EDITORIAL: Let talk give way to action
It is a good idea, and it seemed a no-brainer at the time, but sometimes the best laid plans of mice and men do not bear fruit in due season or at all. Once again last week, the leaders of the region met to discuss matters of state affecting the region.
If some contemporary Caribbean people begin to treat the idea of regional unity as a good idea gone bad, we would not find it surprising. However, we cannot accept the futility of watching this region failing to do what is so right that it should be done for the good of its people.
It would not be amiss if one were to assess the story of regional unity so far as a case where there has been partial failure on the part of recent generations, to the detriment of the souls who now inhabit these parts as free men and women, even if their ancestors did not.
It seems clear that the benefits of regional cooperation will far outweigh the adjustment issues which will arise as a direct consequence of such integration, but clearly the advantages of the small pond are still a major encumbrance to genuine regionalism.
The success which has attended the efforts of the Organization of Eastern Caribbean States should have convinced the region’s governments of the wisdom of accessing the Caribbean Court of Justice with alacrity. Alas, not even this limited demonstration of regional cooperation has met with unqualified success and a large and worthwhile investment of such unparalleled excellence is still massively underused and remains a sharp reminder of the shortsightedness of some among us.
We must never forget that one of the benefits, if one may call it such, of colonial experience was the need for many of our aspiring leaders to journey to the United Kingdom in order to study law and, to a lesser extent, medicine. Many a desire for regional cooperation was conceived in the cold and wintry climate of a hostile environment far away from the comforts of one’s home.
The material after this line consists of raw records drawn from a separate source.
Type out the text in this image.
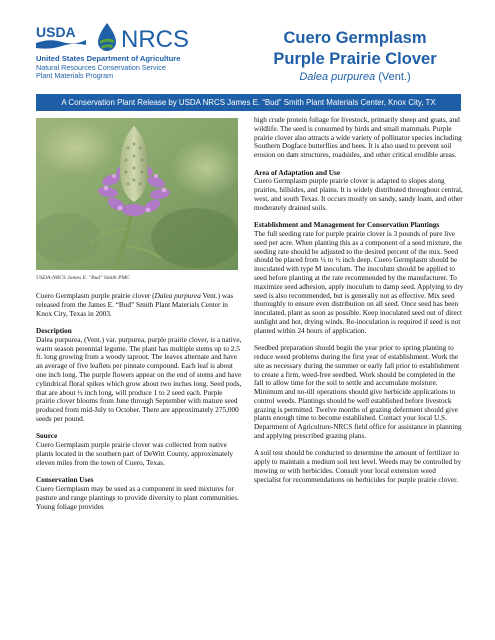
USDA NRCS
United States Department of Agriculture
Natural Resources Conservation Service
Plant Materials Program
Cuero Germplasm
Purple Prairie Clover
Dalea purpurea (Vent.)
A Conservation Plant Release by USDA NRCS James E. “Bud” Smith Plant Materials Center, Knox City, TX
USDA-NRCS James E. "Bud" Smith PMC

Cuero Germplasm purple prairie clover (Dalea purpurea Vent.) was released from the James E. “Bud” Smith Plant Materials Center in Knox City, Texas in 2003.

Description

Dalea purpurea, (Vent.) var. purpurea, purple prairie clover, is a native, warm season perennial legume. The plant has multiple stems up to 2.5 ft. long growing from a woody taproot. The leaves alternate and have an average of five leaflets per pinnate compound. Each leaf is about one inch long. The purple flowers appear on the end of stems and have cylindrical floral spikes which grow about two inches long. Seed pods, that are about ½ inch long, will produce 1 to 2 seed each. Purple prairie clover blooms from June through September with mature seed produced from mid-July to October. There are approximately 275,000 seeds per pound.

Source

Cuero Germplasm purple prairie clover was collected from native plants located in the southern part of DeWitt County, approximately eleven miles from the town of Cuero, Texas.

Conservation Uses

Cuero Germplasm may be used as a component in seed mixtures for pasture and range plantings to provide diversity to plant communities. Young foliage provides

high crude protein foliage for livestock, primarily sheep and goats, and wildlife. The seed is consumed by birds and small mammals. Purple prairie clover also attracts a wide variety of pollinator species including Southern Dogface butterflies and bees. It is also used to prevent soil erosion on dam structures, roadsides, and other critical erodible areas.

Area of Adaptation and Use

Cuero Germplasm purple prairie clover is adapted to slopes along prairies, hillsides, and plains. It is widely distributed throughout central, west, and south Texas. It occurs mostly on sandy, sandy loam, and other moderately drained soils.

Establishment and Management for Conservation Plantings

The full seeding rate for purple prairie clover is 3 pounds of pure live seed per acre. When planting this as a component of a seed mixture, the seeding rate should be adjusted to the desired percent of the mix. Seed should be placed from ¼ to ½ inch deep. Cuero Germplasm should be inoculated with type M inoculum. The inoculum should be applied to seed before planting at the rate recommended by the manufacturer. To maximize seed adhesion, apply inoculum to damp seed. Applying to dry seed is also recommended, but is generally not as effective. Mix seed thoroughly to ensure even distribution on all seed. Once seed has been inoculated, plant as soon as possible. Keep inoculated seed out of direct sunlight and hot, drying winds. Re-inoculation is required if seed is not planted within 24 hours of application.

Seedbed preparation should begin the year prior to spring planting to reduce weed problems during the first year of establishment. Work the site as necessary during the summer or early fall prior to establishment to create a firm, weed-free seedbed. Work should be completed in the fall to allow time for the soil to settle and accumulate moisture. Minimum and no-till operations should give herbicide applications to control weeds. Plantings should be well established before livestock grazing is permitted. Twelve months of grazing deferment should give plants enough time to become established. Contact your local U.S. Department of Agriculture-NRCS field office for assistance in planning and applying prescribed grazing plans.

A soil test should be conducted to determine the amount of fertilizer to apply to maintain a medium soil test level. Weeds may be controlled by mowing or with herbicides. Consult your local extension weed specialist for recommendations on herbicides for purple prairie clover.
At such a distance, the need to extricate oneself from the condition of the colonial experience was fertilized by the common condition of many of the students gathered together, even if their navel strings were scattered abroad in every conceivable corner of the setting British empire.
One would have thought that some half a century after the dissolution of the Caribbean Federation that greater tangible evidence of cooperation would have been established, than a regional university, a regional cricket team and a regional final court of appeal which is a final court but for only four of the area’s countries.
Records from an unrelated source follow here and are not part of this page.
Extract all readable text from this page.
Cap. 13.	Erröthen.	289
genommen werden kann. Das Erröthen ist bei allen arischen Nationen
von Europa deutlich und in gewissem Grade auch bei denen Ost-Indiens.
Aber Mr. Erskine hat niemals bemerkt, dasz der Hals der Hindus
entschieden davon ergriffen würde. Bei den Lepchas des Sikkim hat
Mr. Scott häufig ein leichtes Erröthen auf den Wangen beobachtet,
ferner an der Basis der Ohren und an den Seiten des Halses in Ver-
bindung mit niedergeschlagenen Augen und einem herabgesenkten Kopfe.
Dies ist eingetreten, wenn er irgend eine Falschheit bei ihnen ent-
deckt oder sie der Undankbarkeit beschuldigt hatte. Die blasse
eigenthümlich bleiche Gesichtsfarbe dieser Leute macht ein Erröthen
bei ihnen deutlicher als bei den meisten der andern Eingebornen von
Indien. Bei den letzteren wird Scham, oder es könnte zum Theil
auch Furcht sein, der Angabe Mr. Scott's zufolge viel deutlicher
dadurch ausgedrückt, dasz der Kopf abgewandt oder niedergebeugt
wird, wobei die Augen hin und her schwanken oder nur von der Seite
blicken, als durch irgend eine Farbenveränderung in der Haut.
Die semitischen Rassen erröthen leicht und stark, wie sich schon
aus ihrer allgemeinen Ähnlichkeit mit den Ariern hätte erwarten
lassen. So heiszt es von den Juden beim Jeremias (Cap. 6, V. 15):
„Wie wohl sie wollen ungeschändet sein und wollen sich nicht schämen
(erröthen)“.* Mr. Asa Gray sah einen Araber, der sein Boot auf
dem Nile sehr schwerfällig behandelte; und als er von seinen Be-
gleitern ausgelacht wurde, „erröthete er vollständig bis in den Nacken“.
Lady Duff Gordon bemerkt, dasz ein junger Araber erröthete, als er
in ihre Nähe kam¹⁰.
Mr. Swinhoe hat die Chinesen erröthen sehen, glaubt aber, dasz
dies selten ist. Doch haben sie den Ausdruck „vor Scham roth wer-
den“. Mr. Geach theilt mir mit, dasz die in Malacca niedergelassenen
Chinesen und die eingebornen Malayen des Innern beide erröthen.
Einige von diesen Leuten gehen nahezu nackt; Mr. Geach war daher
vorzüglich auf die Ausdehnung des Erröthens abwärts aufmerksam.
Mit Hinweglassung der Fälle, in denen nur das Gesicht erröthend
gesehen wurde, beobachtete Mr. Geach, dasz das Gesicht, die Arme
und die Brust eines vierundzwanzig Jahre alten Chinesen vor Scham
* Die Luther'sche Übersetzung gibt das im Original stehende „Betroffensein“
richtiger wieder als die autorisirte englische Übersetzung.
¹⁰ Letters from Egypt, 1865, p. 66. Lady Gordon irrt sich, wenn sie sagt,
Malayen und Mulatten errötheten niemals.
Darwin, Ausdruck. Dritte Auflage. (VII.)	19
This region cannot easily survive in its present fragmentation and the recession has shown that beyond dispute. And regional cooperation is needed at the political level to resolve a number of matters critical to an improved standard of living for the region’s people.
A slew of these matters requires joint political and economic action. Improved and more organized air and sea travel is critical; food security and the production or provision of fossil-based and renewable energy for the region come easily to mind. But, so too do the linkages between this region and the African and Southern American continents.
These issues cannot be resolved merely by talking, but to move from talking to hard, beneficial decision-making will be the easier if the region can first achieve deeper political and economic integration. Sometimes talking has to give way to action!